If it is not possible to use the same algorithm to learn best responses given any strategy in B, it might instead be possible to first distinguish between strategies which need different best-response algorithms, and then learn best responses. As a very simple example, if we know the opponent uses one of the Tie-Stay variant or the Tie-Shift variant of the WinStay, Lose-Shift strategy, we cannot use the strategy mentioned above because the Tie-Stay variant does not have the property in question. However, we can distinguish between the two strategies by checking whether the opponent “stays” after we play the same action as it (since a permissible game is symmetric, this must be a tie. We can check this within n rounds by playing the same action a until either the opponent switches to playing a, or stays on some other action b. If the opponent stays on b, we can then play b to check their tie behavior). Then, knowing our opponent’s strategy, we can use the corresponding algorithm from Section 4.3 to learn best responses (and in this case, to predict efficiently as well).

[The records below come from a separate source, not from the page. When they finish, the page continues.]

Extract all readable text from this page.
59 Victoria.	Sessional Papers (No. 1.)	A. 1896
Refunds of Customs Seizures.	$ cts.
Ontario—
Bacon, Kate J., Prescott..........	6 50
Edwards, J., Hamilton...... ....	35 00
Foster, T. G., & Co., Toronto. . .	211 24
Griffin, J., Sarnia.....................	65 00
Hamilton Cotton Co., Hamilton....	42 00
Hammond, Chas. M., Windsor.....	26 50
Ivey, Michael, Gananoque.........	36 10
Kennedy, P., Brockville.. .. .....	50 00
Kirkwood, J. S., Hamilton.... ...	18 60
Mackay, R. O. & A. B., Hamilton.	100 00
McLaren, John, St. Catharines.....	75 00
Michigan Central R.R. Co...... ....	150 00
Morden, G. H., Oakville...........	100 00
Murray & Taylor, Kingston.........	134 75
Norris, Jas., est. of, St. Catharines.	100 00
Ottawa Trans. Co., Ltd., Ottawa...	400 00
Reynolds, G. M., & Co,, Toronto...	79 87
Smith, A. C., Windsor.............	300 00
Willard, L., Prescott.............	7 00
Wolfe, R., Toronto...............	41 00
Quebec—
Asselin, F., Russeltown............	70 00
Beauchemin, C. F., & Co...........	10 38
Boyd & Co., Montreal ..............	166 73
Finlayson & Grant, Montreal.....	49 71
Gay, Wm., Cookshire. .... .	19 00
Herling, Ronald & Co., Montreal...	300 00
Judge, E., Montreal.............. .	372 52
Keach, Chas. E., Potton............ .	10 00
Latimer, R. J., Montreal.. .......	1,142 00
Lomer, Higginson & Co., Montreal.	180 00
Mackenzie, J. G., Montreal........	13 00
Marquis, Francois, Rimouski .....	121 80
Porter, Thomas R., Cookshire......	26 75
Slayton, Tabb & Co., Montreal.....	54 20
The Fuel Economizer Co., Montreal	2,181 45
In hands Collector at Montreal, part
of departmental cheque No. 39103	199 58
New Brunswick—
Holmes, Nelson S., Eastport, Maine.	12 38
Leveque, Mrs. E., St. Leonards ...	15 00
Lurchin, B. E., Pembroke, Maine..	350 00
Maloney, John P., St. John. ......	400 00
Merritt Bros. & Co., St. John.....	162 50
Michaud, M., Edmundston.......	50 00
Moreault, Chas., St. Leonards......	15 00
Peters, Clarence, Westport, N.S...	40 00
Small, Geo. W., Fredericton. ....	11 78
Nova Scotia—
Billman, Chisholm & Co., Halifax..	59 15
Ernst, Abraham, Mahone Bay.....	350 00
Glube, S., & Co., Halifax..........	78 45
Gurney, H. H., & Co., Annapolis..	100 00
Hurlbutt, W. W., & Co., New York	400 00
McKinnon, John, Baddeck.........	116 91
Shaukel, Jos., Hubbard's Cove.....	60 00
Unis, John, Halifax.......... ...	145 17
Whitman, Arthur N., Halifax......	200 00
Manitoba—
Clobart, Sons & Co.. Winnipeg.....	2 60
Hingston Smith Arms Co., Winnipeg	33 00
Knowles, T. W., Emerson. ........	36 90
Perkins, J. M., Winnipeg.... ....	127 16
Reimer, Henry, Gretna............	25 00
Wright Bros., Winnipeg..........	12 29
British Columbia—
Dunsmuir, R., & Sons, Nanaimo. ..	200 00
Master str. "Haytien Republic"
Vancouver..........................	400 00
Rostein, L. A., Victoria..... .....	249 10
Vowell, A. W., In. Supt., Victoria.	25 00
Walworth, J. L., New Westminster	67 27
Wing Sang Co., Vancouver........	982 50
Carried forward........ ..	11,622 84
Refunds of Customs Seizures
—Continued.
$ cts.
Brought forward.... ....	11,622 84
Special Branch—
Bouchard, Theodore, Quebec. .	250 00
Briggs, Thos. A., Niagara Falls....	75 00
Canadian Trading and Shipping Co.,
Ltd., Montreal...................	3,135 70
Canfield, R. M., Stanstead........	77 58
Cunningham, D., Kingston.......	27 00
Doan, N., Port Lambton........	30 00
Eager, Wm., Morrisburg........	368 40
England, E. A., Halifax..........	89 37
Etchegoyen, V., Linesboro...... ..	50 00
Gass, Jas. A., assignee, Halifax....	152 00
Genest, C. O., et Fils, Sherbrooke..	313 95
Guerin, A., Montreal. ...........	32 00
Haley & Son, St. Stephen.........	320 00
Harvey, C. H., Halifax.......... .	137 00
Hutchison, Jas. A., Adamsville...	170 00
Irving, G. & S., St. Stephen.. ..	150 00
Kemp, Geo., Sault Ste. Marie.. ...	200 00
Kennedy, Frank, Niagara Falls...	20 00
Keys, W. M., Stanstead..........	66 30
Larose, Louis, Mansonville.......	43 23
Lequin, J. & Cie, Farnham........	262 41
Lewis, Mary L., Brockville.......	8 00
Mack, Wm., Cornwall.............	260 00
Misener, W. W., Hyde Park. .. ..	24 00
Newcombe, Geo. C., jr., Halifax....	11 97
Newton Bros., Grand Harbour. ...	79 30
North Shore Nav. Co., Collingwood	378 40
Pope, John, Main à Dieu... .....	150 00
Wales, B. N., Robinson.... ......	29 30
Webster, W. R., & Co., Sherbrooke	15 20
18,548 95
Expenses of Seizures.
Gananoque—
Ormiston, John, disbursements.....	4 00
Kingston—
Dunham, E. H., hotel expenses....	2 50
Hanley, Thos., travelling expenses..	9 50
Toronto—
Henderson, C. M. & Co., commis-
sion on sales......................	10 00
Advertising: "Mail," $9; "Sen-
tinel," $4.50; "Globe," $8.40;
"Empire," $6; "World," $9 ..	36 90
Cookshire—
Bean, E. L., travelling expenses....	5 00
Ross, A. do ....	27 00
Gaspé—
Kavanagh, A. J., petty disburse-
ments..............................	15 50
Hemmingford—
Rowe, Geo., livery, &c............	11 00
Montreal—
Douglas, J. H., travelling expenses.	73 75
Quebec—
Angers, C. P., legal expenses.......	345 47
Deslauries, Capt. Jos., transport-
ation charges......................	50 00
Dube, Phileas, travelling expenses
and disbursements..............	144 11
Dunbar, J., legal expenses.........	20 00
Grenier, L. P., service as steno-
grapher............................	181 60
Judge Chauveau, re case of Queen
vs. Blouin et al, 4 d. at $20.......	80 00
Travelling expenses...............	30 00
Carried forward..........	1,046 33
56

Note, however, that it is not always possible to distinguish between deterministic strategies. As a simple example, consider playing a 3-action game against either the Myopic Best Responder, who plays a best response to our last action, or another opponent, call them Myopic Worst Responder, who plays a worst response to our last action. No matter how we play, the Myopic Best Responder with respect to rock-paper-scissors behaves identically to the Myopic Worst Responder with respect to a reverse version of rock-paper-scissors where the wins and losses are switched. Since both games are possible, we cannot distinguish whether the opponent is playing Myopic Best Response or Myopic Worst Response. Moreover, best responses with respect to one scenario are worst responses with respect to the other. Either of these opponents, if known, would be easy to exploit. However, in this case we cannot guarantee an average payoff greater than zero: if we play a best responses with respect to either opponent in a given round, it is a loss with respect to the other so our expected payoff for that round is 0.
▶ Observation 10. There exist collections of pairs of game matrices and strategies such that it is not possible to guarantee a positive average payoff, even if we could exploit any of the individual strategies if known to win nearly every round.